Myth 4: Healthcare organizations can never fix or update a device to improve cybersecurity.

The FDA generally promotes a collaborative approach to device updates because in its view, “it is rare for healthcare organizations to have enough technical resources and information on the design of medical devices to independently maintain medical device software." However, according to FierceHealthcare, organizations can issue simple patches or updates involving some devices, but they will assume the risk associated with that update.

Myth 5: Cybersecurity is an IT department issue.

Cybersecurity in healthcare delivery organizations relies on all departments, across all levels. “Silos in healthcare are creating more risk. Cross-functional teams need to own and manage risk with the systems approach in 80001,” wrote the authors of Health IT Risk Management, referencing the 80001 series of standards. “Managing risk in silos will fail.” As cybersecurity expert Axel Wirth noted in a column for BI&T, AAMI’s peer-reviewed journal, “Cybersecurity has to become part of an organization’s culture and everybody’s responsibility.”
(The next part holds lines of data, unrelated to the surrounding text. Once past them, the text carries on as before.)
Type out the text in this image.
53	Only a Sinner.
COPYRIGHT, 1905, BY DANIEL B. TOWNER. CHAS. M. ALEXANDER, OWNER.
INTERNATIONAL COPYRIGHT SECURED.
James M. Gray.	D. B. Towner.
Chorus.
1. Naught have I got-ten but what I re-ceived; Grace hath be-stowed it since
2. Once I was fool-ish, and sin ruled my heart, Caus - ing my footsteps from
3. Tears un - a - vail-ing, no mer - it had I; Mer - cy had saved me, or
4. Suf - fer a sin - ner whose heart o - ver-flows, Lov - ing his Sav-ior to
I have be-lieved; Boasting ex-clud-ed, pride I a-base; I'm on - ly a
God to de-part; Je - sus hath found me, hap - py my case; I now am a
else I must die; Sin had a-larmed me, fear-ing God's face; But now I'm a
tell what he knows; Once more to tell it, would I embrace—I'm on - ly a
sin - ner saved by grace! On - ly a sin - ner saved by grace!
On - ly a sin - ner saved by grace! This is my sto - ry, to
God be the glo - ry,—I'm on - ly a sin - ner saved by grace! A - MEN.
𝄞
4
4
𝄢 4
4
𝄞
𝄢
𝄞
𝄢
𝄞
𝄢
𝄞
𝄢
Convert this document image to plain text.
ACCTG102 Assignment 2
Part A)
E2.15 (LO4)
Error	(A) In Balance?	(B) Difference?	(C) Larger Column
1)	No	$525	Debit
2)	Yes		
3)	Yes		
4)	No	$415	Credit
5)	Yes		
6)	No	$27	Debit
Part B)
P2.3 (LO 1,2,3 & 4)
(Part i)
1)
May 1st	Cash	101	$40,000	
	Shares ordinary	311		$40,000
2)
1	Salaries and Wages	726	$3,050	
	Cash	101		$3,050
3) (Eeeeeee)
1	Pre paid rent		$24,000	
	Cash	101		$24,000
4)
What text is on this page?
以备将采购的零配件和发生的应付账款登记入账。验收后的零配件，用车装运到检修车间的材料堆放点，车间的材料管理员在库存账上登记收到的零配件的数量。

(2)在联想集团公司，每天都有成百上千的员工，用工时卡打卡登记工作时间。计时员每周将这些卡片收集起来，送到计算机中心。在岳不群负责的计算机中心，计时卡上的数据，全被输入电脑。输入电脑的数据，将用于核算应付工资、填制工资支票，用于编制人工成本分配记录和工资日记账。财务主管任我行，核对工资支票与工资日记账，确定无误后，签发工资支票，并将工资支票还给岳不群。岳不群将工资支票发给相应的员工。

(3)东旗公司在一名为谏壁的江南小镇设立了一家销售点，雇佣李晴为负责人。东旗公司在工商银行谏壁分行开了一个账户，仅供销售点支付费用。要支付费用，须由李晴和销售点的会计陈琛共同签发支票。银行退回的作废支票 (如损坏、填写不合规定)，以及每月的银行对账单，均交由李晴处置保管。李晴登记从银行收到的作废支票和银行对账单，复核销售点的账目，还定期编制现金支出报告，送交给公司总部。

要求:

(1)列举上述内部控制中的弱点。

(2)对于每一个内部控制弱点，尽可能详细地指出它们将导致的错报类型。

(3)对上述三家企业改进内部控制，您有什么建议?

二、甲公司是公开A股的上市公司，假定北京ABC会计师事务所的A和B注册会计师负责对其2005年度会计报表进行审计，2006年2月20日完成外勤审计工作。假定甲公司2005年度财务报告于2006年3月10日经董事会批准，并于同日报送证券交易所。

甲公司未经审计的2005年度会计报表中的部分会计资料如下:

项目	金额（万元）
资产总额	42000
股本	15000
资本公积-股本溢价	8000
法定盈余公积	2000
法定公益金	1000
Myth 6: Only big businesses and organizations are under attack.

"Criminals used to go after larger companies, but as they have increased their cyber arsenals, the threats have trickled down to [small and midsize businesses], which are less prepared, have fewer resources, and huge amounts of sensitive information," Ebba Blitz, CEO of encryption software company Alertsec, told TechRepublic. Any healthcare facility that is connected to the Internet is at risk. In 2016, cybercriminals targeted hospitals, skilled nursing facilities, ambulatory surgical centers, MRI/CT scan facilities, diagnostic laboratories, urology centers, physical therapists, physician practices, and more, based on research conducted by TrapX Labs.

Myth 7: If manufacturers made devices even more secure, hospitals wouldn’t need to worry about cybersecurity.

With the FDA’s new cybersecurity guidance and AAMI TIR57, Principles for medical device security―Risk management, manufacturers have resources to continue to develop and improve the security of their devices. However, vulnerabilities can exist on hospital IT networks, independent of any one device. There also has to be a “culture of safety” that includes shared responsibility and involvement among healthcare organizations, clinicians, and vendors/developers. The 80001 series of standards is one tool that can help hospitals apply risk management practices to their IT networks incorporating medical devices.